22 June 2024 Time to read: 3 mins

IHRA resource empowers educators to reflect on Holocaust comparison

“To talk about genocide or the Holocaust means to enter a difficult and complex conversation,” IHRA delegate Klaus Mueller said. “But while there is presumably more attention than ever on Holocaust remembrance, education, and research, as well as on genocide education and research – all this awareness – these difficult conversations are increasingly difficult to have.”  

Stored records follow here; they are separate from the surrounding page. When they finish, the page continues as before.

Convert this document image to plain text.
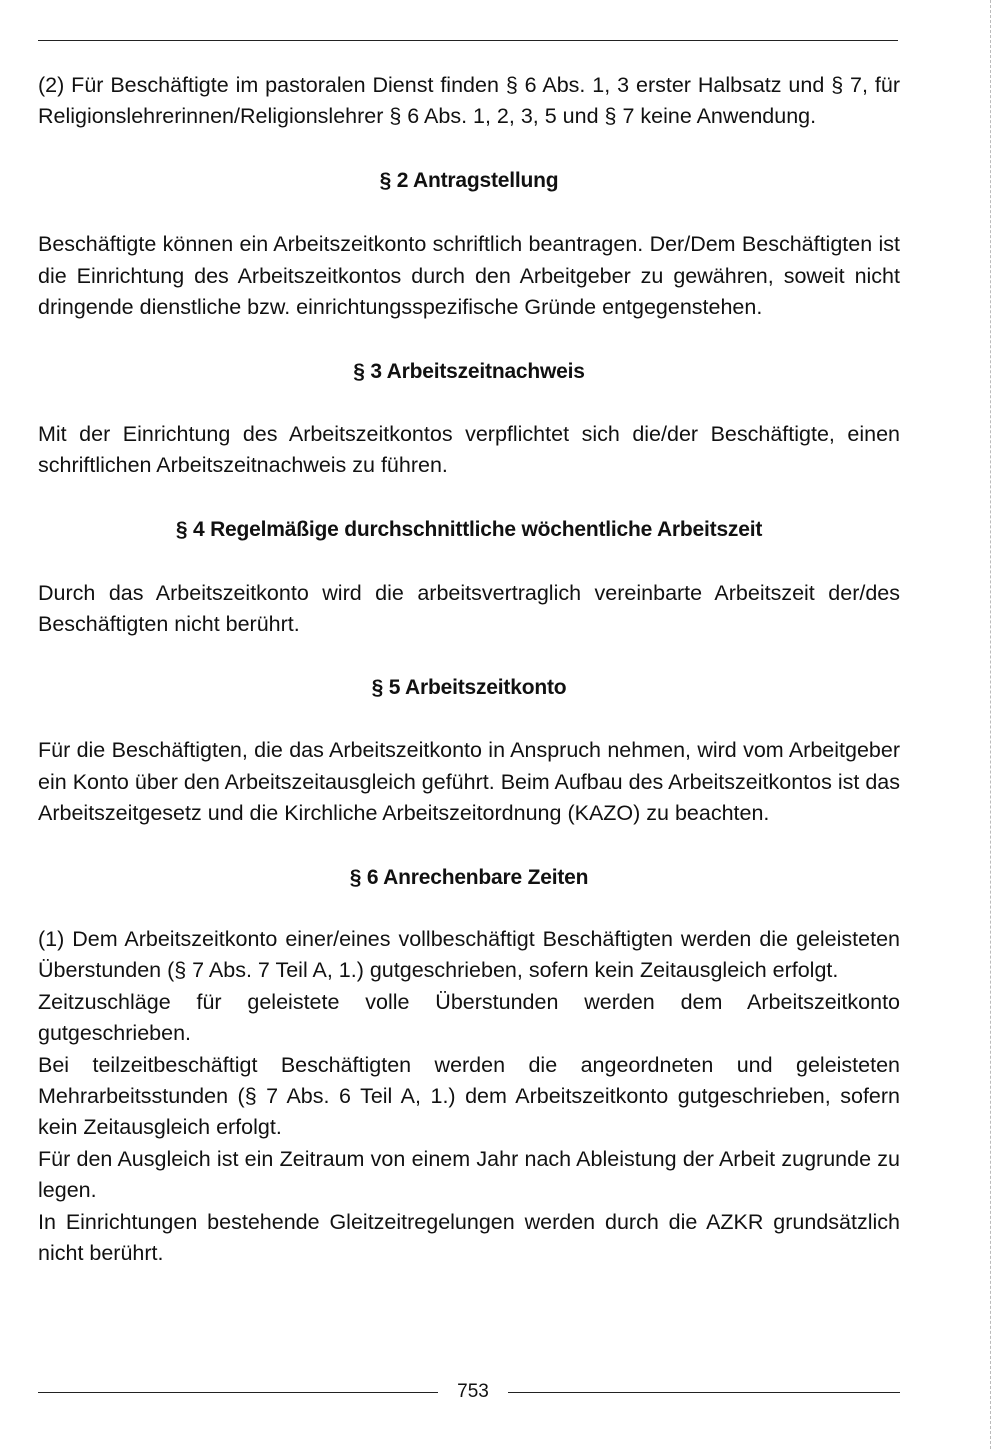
(2) Für Beschäftigte im pastoralen Dienst finden § 6 Abs. 1, 3 erster Halbsatz und § 7, für Religionslehrerinnen/Religionslehrer § 6 Abs. 1, 2, 3, 5 und § 7 keine Anwendung.

§ 2 Antragstellung

Beschäftigte können ein Arbeitszeitkonto schriftlich beantragen. Der/Dem Beschäftigten ist die Einrichtung des Arbeitszeitkontos durch den Arbeitgeber zu gewähren, soweit nicht dringende dienstliche bzw. einrichtungsspezifische Gründe entgegenstehen.

§ 3 Arbeitszeitnachweis

Mit der Einrichtung des Arbeitszeitkontos verpflichtet sich die/der Beschäftigte, einen schriftlichen Arbeitszeitnachweis zu führen.

§ 4 Regelmäßige durchschnittliche wöchentliche Arbeitszeit

Durch das Arbeitszeitkonto wird die arbeitsvertraglich vereinbarte Arbeitszeit der/des Beschäftigten nicht berührt.

§ 5 Arbeitszeitkonto

Für die Beschäftigten, die das Arbeitszeitkonto in Anspruch nehmen, wird vom Arbeitgeber ein Konto über den Arbeitszeitausgleich geführt. Beim Aufbau des Arbeitszeitkontos ist das Arbeitszeitgesetz und die Kirchliche Arbeitszeitordnung (KAZO) zu beachten.

§ 6 Anrechenbare Zeiten

(1) Dem Arbeitszeitkonto einer/eines vollbeschäftigt Beschäftigten werden die geleisteten Überstunden (§ 7 Abs. 7 Teil A, 1.) gutgeschrieben, sofern kein Zeitausgleich erfolgt.

Zeitzuschläge für geleistete volle Überstunden werden dem Arbeitszeitkonto gutgeschrieben.

Bei teilzeitbeschäftigt Beschäftigten werden die angeordneten und geleisteten Mehrarbeitsstunden (§ 7 Abs. 6 Teil A, 1.) dem Arbeitszeitkonto gutgeschrieben, sofern kein Zeitausgleich erfolgt.

Für den Ausgleich ist ein Zeitraum von einem Jahr nach Ableistung der Arbeit zugrunde zu legen.

In Einrichtungen bestehende Gleitzeitregelungen werden durch die AZKR grundsätzlich nicht berührt.

753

Indeed, over the past two decades, people have used terms like the Holocaust or genocide to draw attention to an array of issues, including animal rights, school bullying, human rights violations and mass murder, as well as to simply attack their political opponents. Too often, the terms are used to stop a conversation, not to deepen it.  

It was with this in mind that the former Chair of the IHRA Committee on the Holocaust, Genocide, and Crimes against Humanity suggested a global gathering of educators to the US Holocaust Memorial Museum (USHMM), UNESCO, and the European Network on Countering Antisemitism Through Education (ENCATE). Together they organized an off-the-record Global Dialogue to help educators respond to Holocaust comparison when it comes up in the classroom.

The workshop showed that even in times of increasing polarization, educators can have difficult conversations that are sincere and respectful. “If you are able to create a space in which people can actually think and listen to others, that feels both empowering and encouraging for educators who are challenged today,” Klaus underlined. 

IHRA Reflections on Terminology for Holocaust Comparison offers useful approach 

Nearly 40 practitioners, educators, and policymakers from over 25 countries across all continents attended the Global Dialogue. The participants worked with the IHRA Reflections on Terminology for Holocaust Comparison. The resource, which IHRA experts developed over nearly a decade, guided them with questions for reflection; it purposely does not take a didactic or prescriptive approach. 

To talk about genocide or the Holocaust means to enter a difficult and complex conversation.

“A classroom is a space where we practice critical thinking. As a student, you have to be allowed to get it wrong,” Klaus emphasized. “But as a teacher, it is counter-productive to just say, ‘No, you cannot think that.’ Students shut down with such an approach. They need guidance and an open discussion to understand it by themselves.”  

The resource’s questions for reflection empower teachers to help their students understand the impact of their words and to think about their own intentions. This is no small task, however, and the Global Dialogue went a large way in connecting educators grappling with similar challenges.  

Global Dialogue strengthens educational community against antisemitism 

For Emrah Gürsel, Head of International Partnerships at the Kreuzberg Initiative against Antisemitism (KIgA) in Berlin, the Global Dialogue represented a significant step, not least because of the truly global nature of the participants. “ENCATE was born out of the need to create a community of practice and solidarity in educational work to combat antisemitism. Today, this need is even greater,” he said. “We believe that our community should come together with other peer communities to discuss cross-sectoral challenges we face today in the context of rising hate. In this latest global forum, the IHRA material provides us with a good basis to have a critical discussion about difficult issues.” 

It is counter-productive to just say, ‘No, you cannot think that.’

This global dialogue was a valuable opportunity to connect education stakeholders around the world through networks supported by the USHMM, KIgA, ENCATE, and UNESCO, and begin an important conversation on how to navigate difficult conversations in diverse contexts,” confirmed Ilana Weinberg, International Programs Officer at USHMM. 

For both the organizers and the participants, it was clear that “we need more of this,” Klaus said, and that they left with a sense of appreciation for each other and for the field. “It reminded us of what we’re actually doing as educators.”  

Namely, equipping their students with the skills to have difficult conversations, both about difficult pasts and difficult presents.